The Other Side of the Wind ★★★★½

"Ahead of its time" is a misnomer because for so singular an artist as Welles, there can be no specific time. He was not the voice of a moment, he was the voice of a perspective, joy and thirst for innovation that is a rarity in American art of any form. This film is as much an overwhelming jolt as it would have been in the mid-1970s, but let's be honest: the same would be true forty more years from now if we still have hearts, minds and movies then. It's a fool's errand to pretend you understand everything this is getting at after one sitting with it, but if it's okay to be extremely judgmental in my own space, I guess I can say that if you don't see a lot of probing, permanent brilliance in this piece, I don't know why you're on this website. That's not to say I'm not as confounded by it as anyone, though having seen the clips in One Man Band I was not surprised by its radicalism, and since F for Fake is one of my favorite films I was pretty open-armed for it.

Welles made outsider art and had no easier a time making a living at it than anyone else, but he made it with a zeal that generated respect even from those without the patience to enable him. This playful, rambling but impressively lively portrait of an enigmatic "great man" director's 70th birthday party was shot and edited in fits and starts out of people's houses and with a cast and crew that was doing it out of love, right up to its bizarrely appropriate premiere on a streaming service four decades later, three after Welles' death. Unlike many, I buy that it's not really autobiography -- from what I know of Welles, he wasn't the paranoid, mean wreck Huston seems to be here, and even if we must go there, it's telling that the film largely seems designed to deconstruct the kind of mythology that builds up around any "great man" figure, as if no one was more skeptical of the Welles Legend than Welles himself. The resulting film feels like a full fruition of his vision that would have been impossible during his lifetime, and despite its considerable wit and busyness it absolutely pulses with loss and disappointment that extends far beyond the matter of the lead character's (and Welles') death. It shares some stylistic traits with Robert Altman's work and has the same sometimes unfortunate distancing quality, the making of impressions and imparting of story information almost by osmosis, but is more deliberately timed, performed and edited than Altman's work, with the result that none of the offhand dialogue and layered, complicated interactions ever feel inconsequential. There's a lot of competition but the key conversation -- more even than those about the failed quests for money and the John Huston character's shamed sexuality -- for me was that in which Huston and Lilli Palmer discuss their friendship and conclude that the great tragedy is the eventual discovery that a long-lost closeness was shared between "two other people."
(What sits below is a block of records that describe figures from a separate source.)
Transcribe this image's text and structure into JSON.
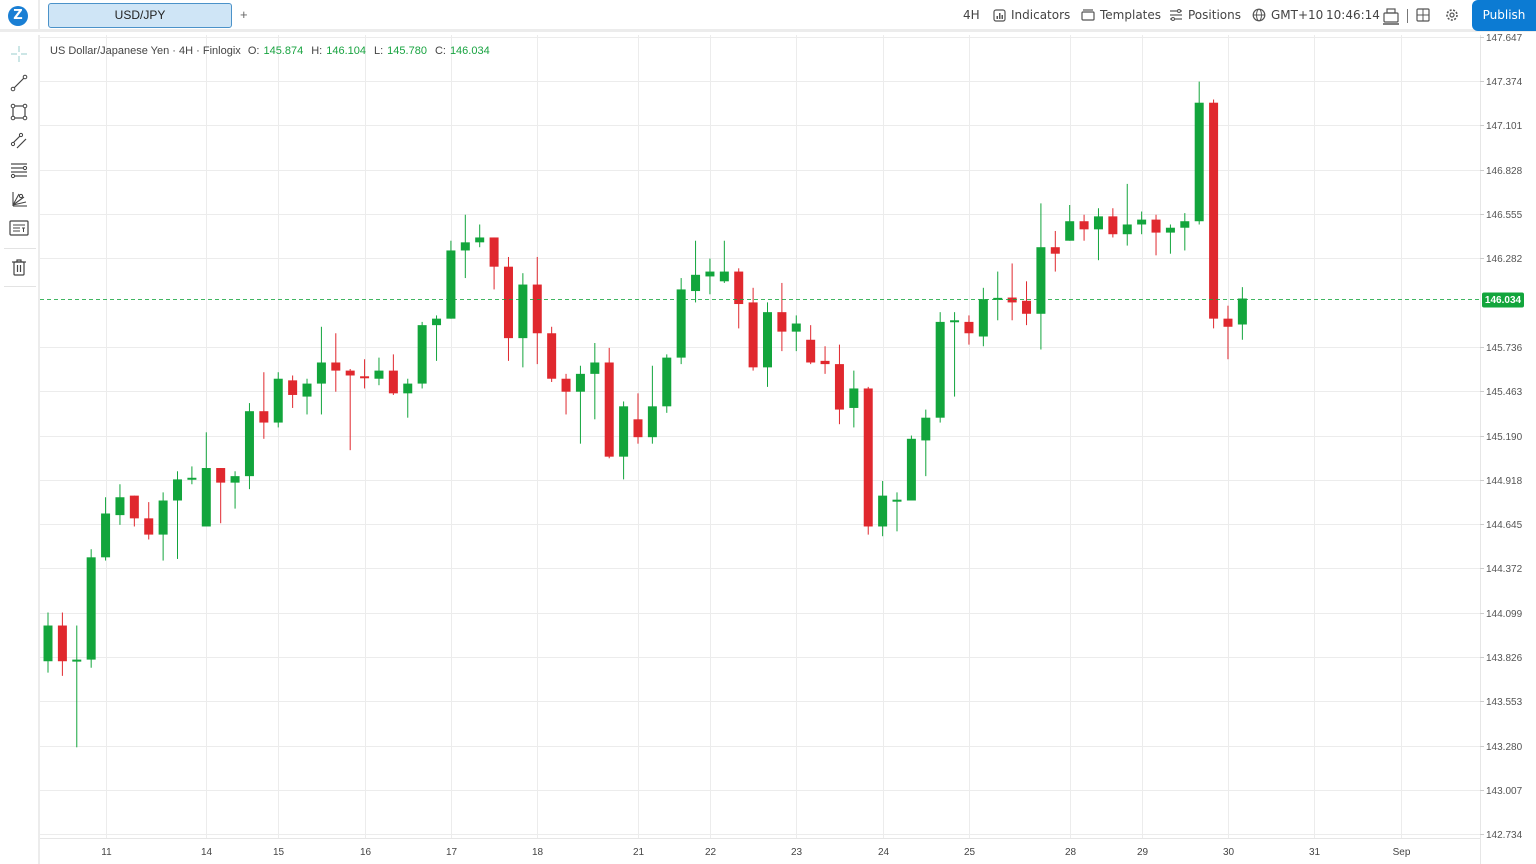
{
  "topbar": {
    "logo_letter": "Z",
    "active_tab": "USD/JPY",
    "add_tab": "+",
    "timeframe": "4H",
    "indicators": "Indicators",
    "templates": "Templates",
    "positions": "Positions",
    "timezone": "GMT+10",
    "clock": "10:46:14",
    "publish": "Publish"
  },
  "legend": {
    "title": "US Dollar/Japanese Yen · 4H · Finlogix",
    "o_label": "O:",
    "o": "145.874",
    "h_label": "H:",
    "h": "146.104",
    "l_label": "L:",
    "l": "145.780",
    "c_label": "C:",
    "c": "146.034"
  },
  "tools": [
    "crosshair-icon",
    "trend-line-icon",
    "rectangle-icon",
    "parallel-channel-icon",
    "fib-retracement-icon",
    "pitchfork-icon",
    "text-note-icon",
    "trash-icon"
  ],
  "colors": {
    "up": "#12a53c",
    "down": "#e0282e",
    "accent": "#0c7bd3"
  },
  "chart_data": {
    "type": "candlestick",
    "symbol": "USD/JPY",
    "interval": "4H",
    "ylim": [
      142.699,
      147.657
    ],
    "y_ticks": [
      "147.647",
      "147.374",
      "147.101",
      "146.828",
      "146.555",
      "146.282",
      "145.736",
      "145.463",
      "145.190",
      "144.918",
      "144.645",
      "144.372",
      "144.099",
      "143.826",
      "143.553",
      "143.280",
      "143.007",
      "142.734"
    ],
    "current_price": "146.034",
    "x_ticks": [
      {
        "label": "11",
        "bar": 4
      },
      {
        "label": "14",
        "bar": 11
      },
      {
        "label": "15",
        "bar": 16
      },
      {
        "label": "16",
        "bar": 22
      },
      {
        "label": "17",
        "bar": 28
      },
      {
        "label": "18",
        "bar": 34
      },
      {
        "label": "21",
        "bar": 41
      },
      {
        "label": "22",
        "bar": 46
      },
      {
        "label": "23",
        "bar": 52
      },
      {
        "label": "24",
        "bar": 58
      },
      {
        "label": "25",
        "bar": 64
      },
      {
        "label": "28",
        "bar": 71
      },
      {
        "label": "29",
        "bar": 76
      },
      {
        "label": "30",
        "bar": 82
      },
      {
        "label": "31",
        "bar": 88
      },
      {
        "label": "Sep",
        "bar": 94
      }
    ],
    "ohlc": [
      [
        143.8,
        144.1,
        143.73,
        144.02
      ],
      [
        144.02,
        144.1,
        143.71,
        143.8
      ],
      [
        143.8,
        144.02,
        143.27,
        143.81
      ],
      [
        143.81,
        144.49,
        143.76,
        144.44
      ],
      [
        144.44,
        144.81,
        144.42,
        144.71
      ],
      [
        144.7,
        144.89,
        144.64,
        144.81
      ],
      [
        144.82,
        144.82,
        144.63,
        144.68
      ],
      [
        144.68,
        144.78,
        144.55,
        144.58
      ],
      [
        144.58,
        144.84,
        144.42,
        144.79
      ],
      [
        144.79,
        144.97,
        144.43,
        144.92
      ],
      [
        144.92,
        145.0,
        144.89,
        144.93
      ],
      [
        144.63,
        145.21,
        144.63,
        144.99
      ],
      [
        144.99,
        144.99,
        144.65,
        144.9
      ],
      [
        144.9,
        144.97,
        144.74,
        144.94
      ],
      [
        144.94,
        145.39,
        144.86,
        145.34
      ],
      [
        145.34,
        145.58,
        145.17,
        145.27
      ],
      [
        145.27,
        145.58,
        145.24,
        145.54
      ],
      [
        145.53,
        145.56,
        145.36,
        145.44
      ],
      [
        145.43,
        145.54,
        145.32,
        145.51
      ],
      [
        145.51,
        145.86,
        145.32,
        145.64
      ],
      [
        145.64,
        145.82,
        145.46,
        145.59
      ],
      [
        145.59,
        145.6,
        145.1,
        145.56
      ],
      [
        145.555,
        145.66,
        145.48,
        145.55
      ],
      [
        145.54,
        145.67,
        145.5,
        145.59
      ],
      [
        145.59,
        145.69,
        145.44,
        145.45
      ],
      [
        145.45,
        145.54,
        145.3,
        145.51
      ],
      [
        145.51,
        145.89,
        145.48,
        145.87
      ],
      [
        145.87,
        145.93,
        145.65,
        145.91
      ],
      [
        145.91,
        146.39,
        145.91,
        146.33
      ],
      [
        146.33,
        146.55,
        146.16,
        146.38
      ],
      [
        146.38,
        146.49,
        146.35,
        146.41
      ],
      [
        146.41,
        146.41,
        146.09,
        146.23
      ],
      [
        146.23,
        146.29,
        145.65,
        145.79
      ],
      [
        145.79,
        146.19,
        145.61,
        146.12
      ],
      [
        146.12,
        146.29,
        145.63,
        145.82
      ],
      [
        145.82,
        145.86,
        145.52,
        145.54
      ],
      [
        145.54,
        145.57,
        145.32,
        145.46
      ],
      [
        145.46,
        145.62,
        145.14,
        145.57
      ],
      [
        145.57,
        145.76,
        145.29,
        145.64
      ],
      [
        145.64,
        145.73,
        145.05,
        145.06
      ],
      [
        145.06,
        145.4,
        144.92,
        145.37
      ],
      [
        145.29,
        145.45,
        145.14,
        145.18
      ],
      [
        145.18,
        145.62,
        145.14,
        145.37
      ],
      [
        145.37,
        145.69,
        145.33,
        145.67
      ],
      [
        145.67,
        146.16,
        145.63,
        146.09
      ],
      [
        146.08,
        146.39,
        146.01,
        146.18
      ],
      [
        146.17,
        146.28,
        146.06,
        146.2
      ],
      [
        146.14,
        146.39,
        146.13,
        146.2
      ],
      [
        146.2,
        146.22,
        145.85,
        146.0
      ],
      [
        146.01,
        146.1,
        145.59,
        145.61
      ],
      [
        145.61,
        146.01,
        145.49,
        145.95
      ],
      [
        145.95,
        146.13,
        145.71,
        145.83
      ],
      [
        145.83,
        145.93,
        145.71,
        145.88
      ],
      [
        145.78,
        145.87,
        145.63,
        145.64
      ],
      [
        145.65,
        145.74,
        145.57,
        145.63
      ],
      [
        145.63,
        145.75,
        145.26,
        145.35
      ],
      [
        145.36,
        145.59,
        145.24,
        145.48
      ],
      [
        145.48,
        145.49,
        144.58,
        144.63
      ],
      [
        144.63,
        144.91,
        144.57,
        144.82
      ],
      [
        144.787,
        144.84,
        144.6,
        144.795
      ],
      [
        144.79,
        145.19,
        144.79,
        145.17
      ],
      [
        145.16,
        145.35,
        144.94,
        145.3
      ],
      [
        145.3,
        145.95,
        145.27,
        145.89
      ],
      [
        145.89,
        145.95,
        145.43,
        145.9
      ],
      [
        145.89,
        145.93,
        145.75,
        145.82
      ],
      [
        145.8,
        146.1,
        145.74,
        146.03
      ],
      [
        146.033,
        146.2,
        145.9,
        146.038
      ],
      [
        146.04,
        146.25,
        145.9,
        146.01
      ],
      [
        146.02,
        146.14,
        145.87,
        145.94
      ],
      [
        145.94,
        146.62,
        145.72,
        146.35
      ],
      [
        146.35,
        146.45,
        146.2,
        146.31
      ],
      [
        146.39,
        146.61,
        146.39,
        146.51
      ],
      [
        146.51,
        146.55,
        146.39,
        146.46
      ],
      [
        146.46,
        146.59,
        146.27,
        146.54
      ],
      [
        146.54,
        146.59,
        146.41,
        146.43
      ],
      [
        146.43,
        146.74,
        146.36,
        146.49
      ],
      [
        146.49,
        146.57,
        146.43,
        146.52
      ],
      [
        146.52,
        146.55,
        146.3,
        146.44
      ],
      [
        146.44,
        146.49,
        146.31,
        146.47
      ],
      [
        146.47,
        146.56,
        146.33,
        146.51
      ],
      [
        146.51,
        147.37,
        146.49,
        147.24
      ],
      [
        147.24,
        147.26,
        145.85,
        145.91
      ],
      [
        145.91,
        145.99,
        145.66,
        145.86
      ],
      [
        145.874,
        146.104,
        145.78,
        146.034
      ]
    ]
  }
}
My cinephile friends will probably find it a tired comparison but I recall Robert Christgau's positive impression of Brian Wilson's 2004 reconstruction of Smile, which I disliked very much, as being colored by how moving it was to hear Wilson reinterpret himself after a great deal of time had passed. Our encounters with this film are affected similarly by the decades since it was actually shot, as it can instill in us a longing for a time in which such a mess of genuine ideas, jumbled emotions and risk-taking was even possible -- when was the last time you saw a new movie that could compete with the indelible imagery of even this film's "movie within a movie" that's designed as a parody of pretentious arthouse fare but in fact is as visually arresting and masterfully edited as anything in Welles' career, therefore far more striking than anything in even great films of the modern era? Again, I'm not lamenting a lost time, I'm lamenting that Welles was not an artist we have matched, nor one we can ever duplicate. New work from him in 2018 is, put simply, an unfathomable gift.
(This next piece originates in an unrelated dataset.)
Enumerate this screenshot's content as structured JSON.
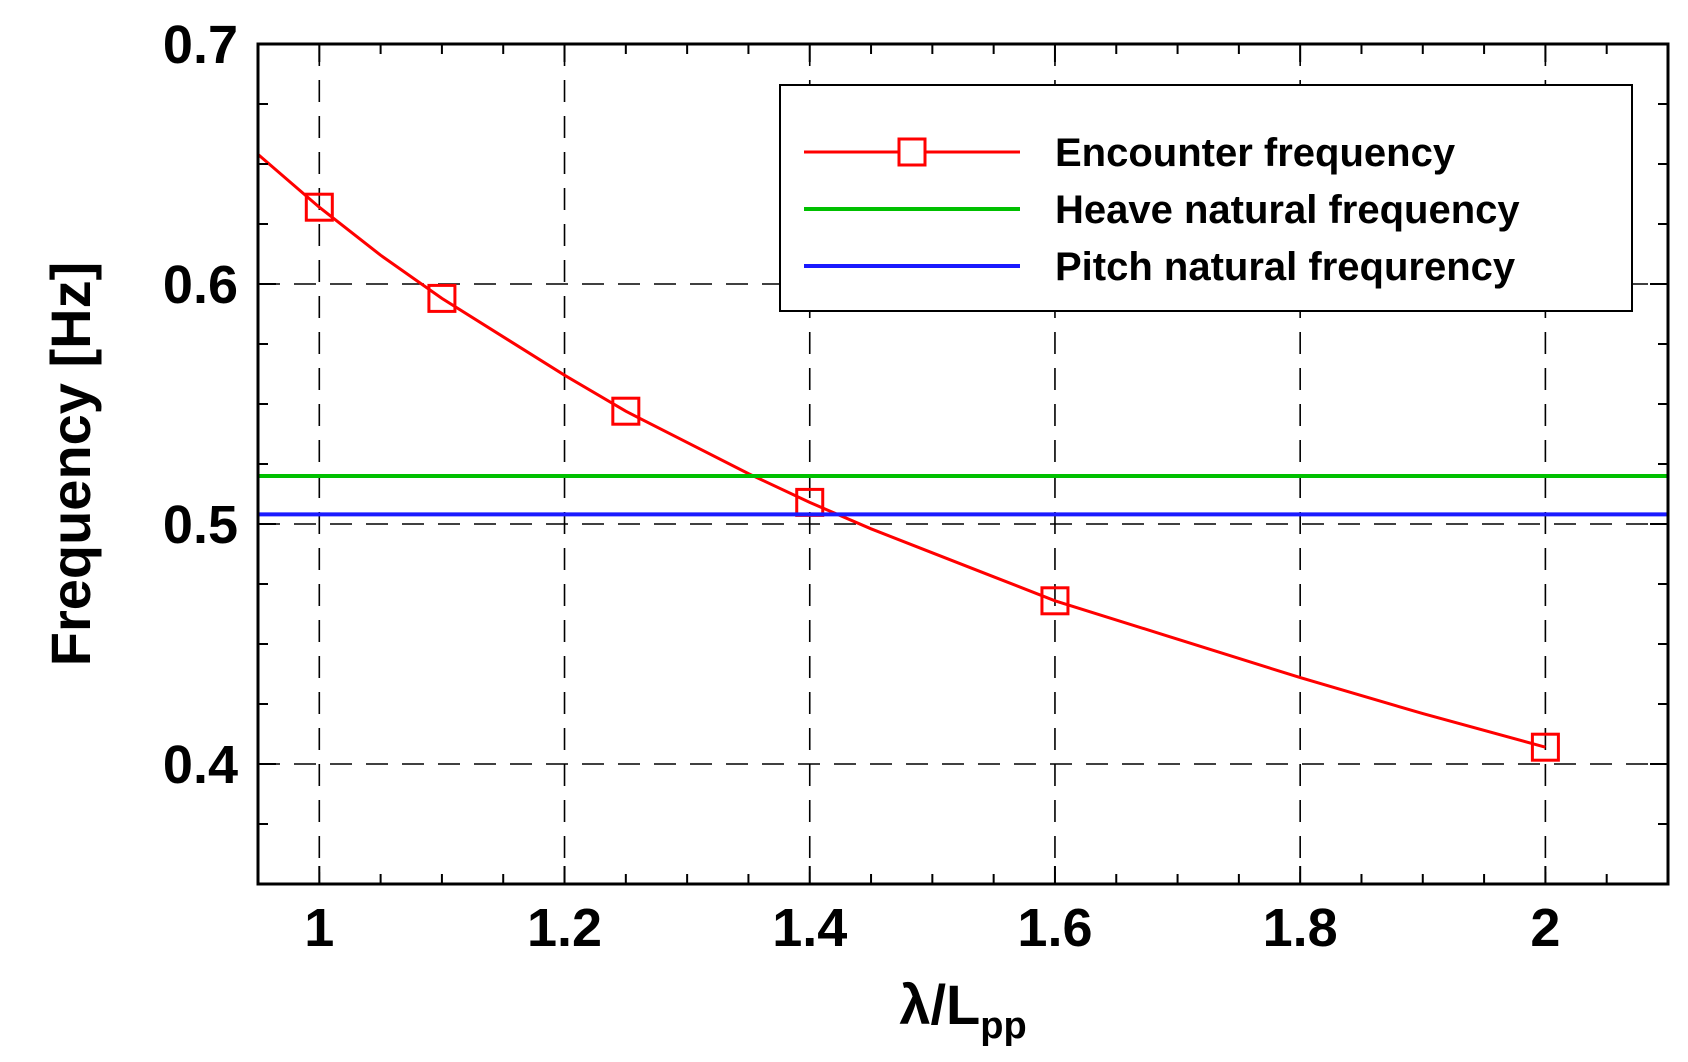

There will be a lot more to say, I'm sure; I'm not going to try to fashion this into a coherent essay because it would be unfair to the film, but one last thought: if part of the point Welles was driving at was the anti-art sentiment that runs within and counter to the core of filmmaking as an industry and profession as opposed to an art form, he certainly did see where the entire field was heading despite his own preoccupations at the time being the trappings and debts of New Hollywood; and if he and Oja Kodar feared that said anti-art sentiment was likely to spread to the rest of the world, the dumping of this picture on so universally accessible a service as Netflix and the resulting cornucopia of star ratings and opinions from what C.F. Kane would have called "a cross section of the American public" seems like, somehow, another part of Welles' divinely considered, career-long performance artistry. Incidentally, one reviewer here on Lboxd complained that Welles "loves naked people to a disgusting degree." I would never even contemplate putting any aspect of myself on a plane with Orson Welles, but: same as hell, buddy.